Natural Gas markets throughout the world are soaring as the world’s importers realize that there isn’t enough supply to go around. Long, cold winters have depleted gas stocks from Louisiana to Germany, and utilities are scrambling to replenish them. Unexpected supply disruptions and a recovering global economy, however, make keeping up impossible.
As high summer temperatures approach, this is setting up a terrible situation, which will only worsen when demand rises coming winter. After blistering heat waves in some locations have already made it more expensive to run air conditioners, higher gas prices, which hit a 13-year high in Europe this week, will make it more costly to keep the lights on in Madrid or cool flats in Tokyo.
As the price of crude oil to corn and copper rises, the cleaner-burning fuel is the latest item to contribute to the global inflation concern. Suppose a gas shortage develops during the winter months. In that case, it might prompt European utilities to burn more coal, as they have already begun to do, and China’s power producers to cut supplies to industry, resulting in blackouts, as it did last winter.

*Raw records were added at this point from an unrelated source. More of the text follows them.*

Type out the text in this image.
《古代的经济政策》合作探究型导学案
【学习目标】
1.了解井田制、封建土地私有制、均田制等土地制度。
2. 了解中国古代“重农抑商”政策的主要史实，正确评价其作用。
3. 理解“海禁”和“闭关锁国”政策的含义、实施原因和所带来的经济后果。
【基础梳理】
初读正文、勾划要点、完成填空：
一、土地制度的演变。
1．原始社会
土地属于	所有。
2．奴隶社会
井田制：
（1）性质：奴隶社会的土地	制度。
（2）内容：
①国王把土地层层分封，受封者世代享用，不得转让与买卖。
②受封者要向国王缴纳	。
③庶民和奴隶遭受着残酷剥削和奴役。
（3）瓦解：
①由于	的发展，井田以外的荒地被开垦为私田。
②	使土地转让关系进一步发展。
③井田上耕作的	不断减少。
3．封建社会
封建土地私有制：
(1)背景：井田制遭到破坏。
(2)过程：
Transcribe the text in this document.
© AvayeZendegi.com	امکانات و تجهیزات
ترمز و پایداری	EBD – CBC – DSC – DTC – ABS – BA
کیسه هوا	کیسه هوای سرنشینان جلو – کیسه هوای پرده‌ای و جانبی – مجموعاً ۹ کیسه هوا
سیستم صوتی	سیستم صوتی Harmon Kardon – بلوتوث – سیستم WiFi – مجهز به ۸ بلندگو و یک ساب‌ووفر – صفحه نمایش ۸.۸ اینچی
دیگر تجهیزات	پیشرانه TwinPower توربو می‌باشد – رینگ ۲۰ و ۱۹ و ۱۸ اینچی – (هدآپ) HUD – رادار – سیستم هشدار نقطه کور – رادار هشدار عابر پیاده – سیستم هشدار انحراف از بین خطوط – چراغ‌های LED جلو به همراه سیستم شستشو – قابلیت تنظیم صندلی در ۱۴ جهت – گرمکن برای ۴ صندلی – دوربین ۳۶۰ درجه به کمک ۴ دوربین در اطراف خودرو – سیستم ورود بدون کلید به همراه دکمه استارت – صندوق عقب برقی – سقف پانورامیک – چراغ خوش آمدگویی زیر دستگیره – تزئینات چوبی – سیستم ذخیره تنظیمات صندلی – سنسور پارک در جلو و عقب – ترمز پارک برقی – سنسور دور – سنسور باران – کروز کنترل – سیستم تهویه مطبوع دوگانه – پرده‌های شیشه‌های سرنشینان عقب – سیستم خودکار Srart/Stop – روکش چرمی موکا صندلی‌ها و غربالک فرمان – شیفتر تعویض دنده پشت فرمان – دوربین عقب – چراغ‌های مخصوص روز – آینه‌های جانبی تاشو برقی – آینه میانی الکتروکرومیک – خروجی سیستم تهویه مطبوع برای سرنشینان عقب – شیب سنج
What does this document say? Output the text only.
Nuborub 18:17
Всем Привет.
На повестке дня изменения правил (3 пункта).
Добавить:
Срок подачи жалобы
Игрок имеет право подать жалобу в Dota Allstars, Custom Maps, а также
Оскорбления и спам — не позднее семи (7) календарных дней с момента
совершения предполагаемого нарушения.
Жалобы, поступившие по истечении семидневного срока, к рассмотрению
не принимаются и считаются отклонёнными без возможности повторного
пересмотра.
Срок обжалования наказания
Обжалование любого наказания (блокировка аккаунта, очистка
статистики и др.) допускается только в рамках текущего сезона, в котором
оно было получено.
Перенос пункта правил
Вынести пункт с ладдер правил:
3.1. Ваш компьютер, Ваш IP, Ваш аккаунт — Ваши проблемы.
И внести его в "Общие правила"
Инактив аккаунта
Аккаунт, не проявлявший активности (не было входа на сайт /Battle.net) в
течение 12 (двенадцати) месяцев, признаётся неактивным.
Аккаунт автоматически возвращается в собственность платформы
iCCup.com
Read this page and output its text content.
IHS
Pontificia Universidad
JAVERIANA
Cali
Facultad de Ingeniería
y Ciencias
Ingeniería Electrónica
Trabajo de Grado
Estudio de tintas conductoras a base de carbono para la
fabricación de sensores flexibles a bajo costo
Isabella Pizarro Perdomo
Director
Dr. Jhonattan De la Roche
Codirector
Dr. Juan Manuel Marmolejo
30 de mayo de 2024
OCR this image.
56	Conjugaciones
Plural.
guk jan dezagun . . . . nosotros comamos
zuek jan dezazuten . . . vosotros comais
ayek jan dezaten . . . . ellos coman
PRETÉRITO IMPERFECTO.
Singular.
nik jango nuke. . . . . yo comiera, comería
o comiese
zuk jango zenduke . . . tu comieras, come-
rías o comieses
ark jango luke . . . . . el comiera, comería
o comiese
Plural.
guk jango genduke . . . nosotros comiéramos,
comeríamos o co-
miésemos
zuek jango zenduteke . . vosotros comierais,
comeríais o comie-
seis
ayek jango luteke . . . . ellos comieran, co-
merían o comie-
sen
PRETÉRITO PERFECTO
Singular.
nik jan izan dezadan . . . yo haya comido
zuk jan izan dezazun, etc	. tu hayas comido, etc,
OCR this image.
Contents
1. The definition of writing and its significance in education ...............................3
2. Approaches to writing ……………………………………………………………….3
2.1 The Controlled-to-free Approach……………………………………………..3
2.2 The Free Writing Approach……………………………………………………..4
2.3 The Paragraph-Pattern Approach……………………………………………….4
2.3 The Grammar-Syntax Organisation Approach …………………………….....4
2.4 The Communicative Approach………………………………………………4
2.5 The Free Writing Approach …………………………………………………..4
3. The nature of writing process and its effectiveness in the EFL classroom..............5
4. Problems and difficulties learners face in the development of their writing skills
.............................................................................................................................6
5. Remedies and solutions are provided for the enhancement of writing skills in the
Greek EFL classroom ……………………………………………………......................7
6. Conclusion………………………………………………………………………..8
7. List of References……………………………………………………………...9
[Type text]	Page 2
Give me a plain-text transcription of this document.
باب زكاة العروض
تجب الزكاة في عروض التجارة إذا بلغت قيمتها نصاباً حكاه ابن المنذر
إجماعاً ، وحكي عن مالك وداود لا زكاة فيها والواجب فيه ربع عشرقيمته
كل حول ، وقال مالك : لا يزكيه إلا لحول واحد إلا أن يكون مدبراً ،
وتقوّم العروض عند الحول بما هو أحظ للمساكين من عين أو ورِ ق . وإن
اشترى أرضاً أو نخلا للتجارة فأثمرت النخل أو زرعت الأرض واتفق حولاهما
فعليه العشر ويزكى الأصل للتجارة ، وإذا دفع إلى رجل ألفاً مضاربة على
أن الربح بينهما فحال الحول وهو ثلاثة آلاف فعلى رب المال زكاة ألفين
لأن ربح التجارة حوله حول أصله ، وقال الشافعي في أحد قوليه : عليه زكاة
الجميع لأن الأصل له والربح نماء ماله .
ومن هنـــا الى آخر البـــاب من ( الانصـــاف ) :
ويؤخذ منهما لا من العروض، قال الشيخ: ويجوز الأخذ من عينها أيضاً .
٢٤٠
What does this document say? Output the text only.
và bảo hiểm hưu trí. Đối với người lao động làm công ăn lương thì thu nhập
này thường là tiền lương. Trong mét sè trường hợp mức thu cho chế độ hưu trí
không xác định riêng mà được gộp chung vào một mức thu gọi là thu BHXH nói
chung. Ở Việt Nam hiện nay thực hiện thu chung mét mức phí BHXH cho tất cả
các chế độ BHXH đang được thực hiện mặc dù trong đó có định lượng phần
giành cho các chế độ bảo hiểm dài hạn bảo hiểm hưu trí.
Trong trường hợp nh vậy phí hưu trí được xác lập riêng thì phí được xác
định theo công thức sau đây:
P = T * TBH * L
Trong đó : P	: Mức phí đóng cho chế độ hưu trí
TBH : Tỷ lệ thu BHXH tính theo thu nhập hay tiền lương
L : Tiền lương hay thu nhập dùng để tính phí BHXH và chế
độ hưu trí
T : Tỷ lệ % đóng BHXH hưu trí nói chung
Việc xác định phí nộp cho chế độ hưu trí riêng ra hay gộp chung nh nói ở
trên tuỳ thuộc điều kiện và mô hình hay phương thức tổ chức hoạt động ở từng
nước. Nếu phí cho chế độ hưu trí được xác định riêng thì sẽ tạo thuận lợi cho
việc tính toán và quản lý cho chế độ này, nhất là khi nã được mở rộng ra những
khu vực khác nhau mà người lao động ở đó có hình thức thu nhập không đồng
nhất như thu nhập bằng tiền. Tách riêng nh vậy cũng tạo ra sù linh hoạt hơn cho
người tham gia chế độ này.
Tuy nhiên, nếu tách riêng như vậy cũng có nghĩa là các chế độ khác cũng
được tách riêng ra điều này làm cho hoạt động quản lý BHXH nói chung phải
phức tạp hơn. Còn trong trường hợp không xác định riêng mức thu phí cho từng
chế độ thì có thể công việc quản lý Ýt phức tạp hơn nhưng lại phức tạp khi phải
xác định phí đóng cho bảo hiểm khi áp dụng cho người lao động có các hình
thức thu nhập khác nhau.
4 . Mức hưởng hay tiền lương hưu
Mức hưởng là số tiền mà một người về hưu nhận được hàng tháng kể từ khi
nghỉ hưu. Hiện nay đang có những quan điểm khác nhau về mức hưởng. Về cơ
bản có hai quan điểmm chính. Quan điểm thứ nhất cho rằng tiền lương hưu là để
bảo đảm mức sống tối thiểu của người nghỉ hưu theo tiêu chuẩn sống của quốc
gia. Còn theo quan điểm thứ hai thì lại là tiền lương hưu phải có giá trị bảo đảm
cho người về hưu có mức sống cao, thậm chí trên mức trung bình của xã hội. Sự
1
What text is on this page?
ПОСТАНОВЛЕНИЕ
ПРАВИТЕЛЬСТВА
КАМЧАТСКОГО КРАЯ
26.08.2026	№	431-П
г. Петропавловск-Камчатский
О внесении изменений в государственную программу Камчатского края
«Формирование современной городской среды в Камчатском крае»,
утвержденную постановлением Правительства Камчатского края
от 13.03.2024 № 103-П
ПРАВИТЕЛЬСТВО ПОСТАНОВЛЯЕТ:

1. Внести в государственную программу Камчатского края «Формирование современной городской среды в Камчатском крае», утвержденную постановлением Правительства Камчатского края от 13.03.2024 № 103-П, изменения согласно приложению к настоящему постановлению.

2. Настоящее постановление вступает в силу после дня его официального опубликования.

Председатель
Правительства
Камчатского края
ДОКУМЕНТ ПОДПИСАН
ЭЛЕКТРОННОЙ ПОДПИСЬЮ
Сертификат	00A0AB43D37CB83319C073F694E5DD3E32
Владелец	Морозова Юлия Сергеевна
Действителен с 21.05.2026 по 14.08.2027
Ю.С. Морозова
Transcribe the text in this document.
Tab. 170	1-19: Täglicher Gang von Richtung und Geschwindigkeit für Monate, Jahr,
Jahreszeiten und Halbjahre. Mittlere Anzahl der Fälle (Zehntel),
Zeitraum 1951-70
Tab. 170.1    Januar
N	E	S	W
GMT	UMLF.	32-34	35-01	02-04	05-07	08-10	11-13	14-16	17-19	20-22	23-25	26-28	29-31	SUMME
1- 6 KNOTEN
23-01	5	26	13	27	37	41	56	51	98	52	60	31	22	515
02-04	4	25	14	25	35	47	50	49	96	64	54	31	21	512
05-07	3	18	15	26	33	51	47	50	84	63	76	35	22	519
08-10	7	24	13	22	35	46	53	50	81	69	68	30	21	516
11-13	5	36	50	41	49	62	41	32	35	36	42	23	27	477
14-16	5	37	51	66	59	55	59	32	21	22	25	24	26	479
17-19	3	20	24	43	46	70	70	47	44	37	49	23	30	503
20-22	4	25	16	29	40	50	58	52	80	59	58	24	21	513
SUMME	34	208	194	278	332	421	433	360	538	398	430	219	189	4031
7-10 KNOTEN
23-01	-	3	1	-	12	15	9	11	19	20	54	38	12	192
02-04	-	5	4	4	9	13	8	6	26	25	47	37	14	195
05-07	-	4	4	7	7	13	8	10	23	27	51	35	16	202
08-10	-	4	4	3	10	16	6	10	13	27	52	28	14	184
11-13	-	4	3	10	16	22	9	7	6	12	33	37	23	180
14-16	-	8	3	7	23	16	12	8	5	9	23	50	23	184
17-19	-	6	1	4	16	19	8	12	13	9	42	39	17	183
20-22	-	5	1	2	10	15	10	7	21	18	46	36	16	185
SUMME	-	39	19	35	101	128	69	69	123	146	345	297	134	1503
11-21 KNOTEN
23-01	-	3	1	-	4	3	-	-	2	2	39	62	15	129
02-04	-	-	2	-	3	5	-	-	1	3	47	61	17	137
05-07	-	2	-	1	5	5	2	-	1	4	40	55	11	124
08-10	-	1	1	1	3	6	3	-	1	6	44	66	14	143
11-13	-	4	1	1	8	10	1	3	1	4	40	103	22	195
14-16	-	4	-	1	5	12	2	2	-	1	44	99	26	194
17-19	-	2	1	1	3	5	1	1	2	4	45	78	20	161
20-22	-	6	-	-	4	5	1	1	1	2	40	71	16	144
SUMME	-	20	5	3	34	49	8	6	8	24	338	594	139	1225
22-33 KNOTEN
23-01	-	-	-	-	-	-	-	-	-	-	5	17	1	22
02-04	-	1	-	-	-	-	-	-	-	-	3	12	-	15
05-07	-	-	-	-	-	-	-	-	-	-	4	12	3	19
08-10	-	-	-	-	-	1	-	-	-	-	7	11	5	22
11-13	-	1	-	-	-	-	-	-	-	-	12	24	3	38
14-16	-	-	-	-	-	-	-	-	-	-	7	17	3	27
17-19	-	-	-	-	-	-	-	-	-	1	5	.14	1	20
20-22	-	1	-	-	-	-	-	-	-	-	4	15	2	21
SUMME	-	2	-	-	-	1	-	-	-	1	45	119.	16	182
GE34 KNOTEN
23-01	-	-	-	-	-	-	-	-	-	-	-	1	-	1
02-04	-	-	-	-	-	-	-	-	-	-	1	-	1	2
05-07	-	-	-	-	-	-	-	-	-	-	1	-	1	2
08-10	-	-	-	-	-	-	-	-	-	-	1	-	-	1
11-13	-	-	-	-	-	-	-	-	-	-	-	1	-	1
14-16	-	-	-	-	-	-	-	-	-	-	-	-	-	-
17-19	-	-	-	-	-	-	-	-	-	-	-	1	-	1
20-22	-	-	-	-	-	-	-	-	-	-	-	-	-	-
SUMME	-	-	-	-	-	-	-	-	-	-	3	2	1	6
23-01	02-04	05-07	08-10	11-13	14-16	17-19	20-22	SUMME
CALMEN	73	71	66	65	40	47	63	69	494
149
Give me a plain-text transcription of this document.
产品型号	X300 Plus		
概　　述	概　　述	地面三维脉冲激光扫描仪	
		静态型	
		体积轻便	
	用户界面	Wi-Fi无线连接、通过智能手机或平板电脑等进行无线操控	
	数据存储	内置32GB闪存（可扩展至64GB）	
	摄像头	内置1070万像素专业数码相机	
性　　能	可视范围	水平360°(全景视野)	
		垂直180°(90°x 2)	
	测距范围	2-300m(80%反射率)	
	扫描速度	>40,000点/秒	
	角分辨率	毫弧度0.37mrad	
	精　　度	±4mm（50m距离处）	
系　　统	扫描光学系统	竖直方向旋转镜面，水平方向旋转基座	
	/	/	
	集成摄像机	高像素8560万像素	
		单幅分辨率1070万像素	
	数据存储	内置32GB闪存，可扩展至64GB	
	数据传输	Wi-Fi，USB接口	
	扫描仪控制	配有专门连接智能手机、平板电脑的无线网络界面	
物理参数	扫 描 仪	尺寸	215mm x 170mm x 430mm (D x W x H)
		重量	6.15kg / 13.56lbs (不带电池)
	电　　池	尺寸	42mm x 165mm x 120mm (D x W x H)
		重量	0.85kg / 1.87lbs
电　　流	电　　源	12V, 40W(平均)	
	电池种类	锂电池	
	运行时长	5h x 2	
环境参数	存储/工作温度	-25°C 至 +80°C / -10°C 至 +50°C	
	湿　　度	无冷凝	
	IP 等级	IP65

Households will face sky-high utility costs, with the worst-case scenario – albeit unlikely – is that they would be without heat or electricity when the cold weather arrives. Gas prices in Europe have risen as supplies plummeted to their lowest levels in almost a decade for this time of year, while rates in the United States and Asia have been increased to their highest levels in years. The gas market had long been divided into geographical zones. Still, in recent years, the increased availability of liquefied Natural Gas and increased liquidity in spot trade have helped it become genuinely global.